Nouvelle méthode pour reconnaître les maladies internes de la poitrine (traduction de l'Inventum Novum d'Auenbrugger) (1808)
Je livre au public la méthode de percussion que j'ai pratiquée pendant vingt ans dans les salles de l'Hôpital de la Charité, et dont j'ai vérifié l'exactitude sur un grand nombre de malades.
Lettre de Napoléon Bonaparte au ministre de l'Intérieur recommandant Corvisart (1801)
Le citoyen Corvisart est un des premiers médecins de l'Europe ; son talent, son zèle et son attachement à ma personne me sont connus depuis longtemps.
Correspondance de René Laennec évoquant l'enseignement de Corvisart (1819)
C'est à l'école de M. Corvisart que j'ai appris à observer le malade au lit, à ne rien affirmer sans avoir examiné, à rapprocher les symptômes des lésions découvertes à l'autopsie.

Lieux clés

Dricourt, Ardennes

Village natal de Corvisart, dans la région champenoise. Il y naquit le 15 février 1755 dans une famille de notables locaux avant de monter à Paris pour ses études.

Hôpital de la Charité, Paris

Principal lieu de travail de Corvisart pendant vingt ans, situé rive gauche. C'est là qu'il pratiqua la percussion sur des centaines de patients et forma ses élèves au lit du malade, inventant la clinique moderne.

Collège de France, Paris

Institution où Corvisart enseigna à partir de 1797. Il y tint des cours révolutionnaires fondés sur l'observation directe du malade, rompant avec la médecine théorique et livresque de l'Ancien Régime.

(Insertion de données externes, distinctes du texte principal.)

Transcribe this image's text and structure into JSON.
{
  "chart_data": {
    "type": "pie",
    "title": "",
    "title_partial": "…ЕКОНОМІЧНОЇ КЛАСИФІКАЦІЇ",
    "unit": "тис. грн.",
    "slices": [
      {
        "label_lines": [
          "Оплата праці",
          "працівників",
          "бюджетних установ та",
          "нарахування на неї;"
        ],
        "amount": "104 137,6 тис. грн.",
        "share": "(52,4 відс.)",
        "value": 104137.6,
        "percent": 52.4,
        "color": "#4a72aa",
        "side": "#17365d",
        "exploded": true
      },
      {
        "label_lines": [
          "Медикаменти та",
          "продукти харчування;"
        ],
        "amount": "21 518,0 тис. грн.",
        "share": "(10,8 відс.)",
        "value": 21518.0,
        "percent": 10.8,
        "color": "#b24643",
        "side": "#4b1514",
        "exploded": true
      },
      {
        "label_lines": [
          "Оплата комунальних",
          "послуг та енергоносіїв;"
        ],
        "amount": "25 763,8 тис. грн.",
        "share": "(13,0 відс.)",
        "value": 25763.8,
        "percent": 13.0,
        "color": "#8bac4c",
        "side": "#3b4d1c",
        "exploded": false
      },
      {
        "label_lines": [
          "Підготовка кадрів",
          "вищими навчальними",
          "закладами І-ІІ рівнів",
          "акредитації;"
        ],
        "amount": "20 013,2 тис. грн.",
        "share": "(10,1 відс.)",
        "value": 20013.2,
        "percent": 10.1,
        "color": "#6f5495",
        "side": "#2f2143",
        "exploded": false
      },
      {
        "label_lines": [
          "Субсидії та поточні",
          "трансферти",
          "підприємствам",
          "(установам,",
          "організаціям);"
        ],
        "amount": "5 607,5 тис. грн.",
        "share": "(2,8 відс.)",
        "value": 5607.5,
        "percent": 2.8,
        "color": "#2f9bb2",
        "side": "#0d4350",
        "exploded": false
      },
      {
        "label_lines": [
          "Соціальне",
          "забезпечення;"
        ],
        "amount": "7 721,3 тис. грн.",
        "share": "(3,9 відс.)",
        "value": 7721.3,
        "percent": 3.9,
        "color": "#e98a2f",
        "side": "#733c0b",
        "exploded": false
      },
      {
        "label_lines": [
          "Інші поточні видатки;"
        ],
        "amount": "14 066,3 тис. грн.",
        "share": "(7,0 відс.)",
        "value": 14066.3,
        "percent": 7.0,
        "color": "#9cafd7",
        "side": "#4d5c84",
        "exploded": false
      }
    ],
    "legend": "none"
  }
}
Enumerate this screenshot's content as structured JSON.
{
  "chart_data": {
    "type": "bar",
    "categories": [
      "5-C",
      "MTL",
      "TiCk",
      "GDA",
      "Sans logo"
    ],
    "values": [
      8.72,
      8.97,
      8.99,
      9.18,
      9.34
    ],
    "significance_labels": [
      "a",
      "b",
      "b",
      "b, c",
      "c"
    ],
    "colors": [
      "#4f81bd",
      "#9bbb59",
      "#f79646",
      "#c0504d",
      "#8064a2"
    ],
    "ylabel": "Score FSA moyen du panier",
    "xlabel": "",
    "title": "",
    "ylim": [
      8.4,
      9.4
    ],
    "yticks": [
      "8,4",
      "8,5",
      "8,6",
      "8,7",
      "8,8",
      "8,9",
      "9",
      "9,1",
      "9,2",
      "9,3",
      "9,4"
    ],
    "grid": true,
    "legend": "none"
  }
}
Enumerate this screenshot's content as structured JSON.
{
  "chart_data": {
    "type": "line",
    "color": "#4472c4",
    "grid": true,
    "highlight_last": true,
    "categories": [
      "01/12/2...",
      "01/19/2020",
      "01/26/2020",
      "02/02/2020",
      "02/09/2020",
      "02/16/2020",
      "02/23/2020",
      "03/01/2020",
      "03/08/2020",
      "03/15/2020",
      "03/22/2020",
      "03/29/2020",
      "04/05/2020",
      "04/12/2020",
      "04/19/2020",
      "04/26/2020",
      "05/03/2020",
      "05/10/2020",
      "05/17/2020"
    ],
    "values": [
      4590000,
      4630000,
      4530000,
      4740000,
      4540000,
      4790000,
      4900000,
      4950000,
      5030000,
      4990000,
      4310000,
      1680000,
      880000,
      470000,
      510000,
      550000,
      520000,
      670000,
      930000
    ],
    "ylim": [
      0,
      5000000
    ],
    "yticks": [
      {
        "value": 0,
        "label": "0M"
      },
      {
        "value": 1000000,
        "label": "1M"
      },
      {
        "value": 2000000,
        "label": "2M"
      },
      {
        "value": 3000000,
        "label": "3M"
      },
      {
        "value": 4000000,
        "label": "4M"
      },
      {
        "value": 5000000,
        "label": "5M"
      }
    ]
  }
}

Palais des Tuileries, Paris

Résidence principale de Napoléon à Paris, où Corvisart se rendait régulièrement pour ausculter et conseiller l'Empereur. Il y jouissait d'un accès privilégié réservé aux plus proches collaborateurs de Napoléon.

Château de Saint-Cloud

Résidence impériale favorite de Napoléon en région parisienne. Corvisart y accompagnait souvent la cour et y prodiguait ses soins à la famille impériale, notamment lors des séjours prolongés.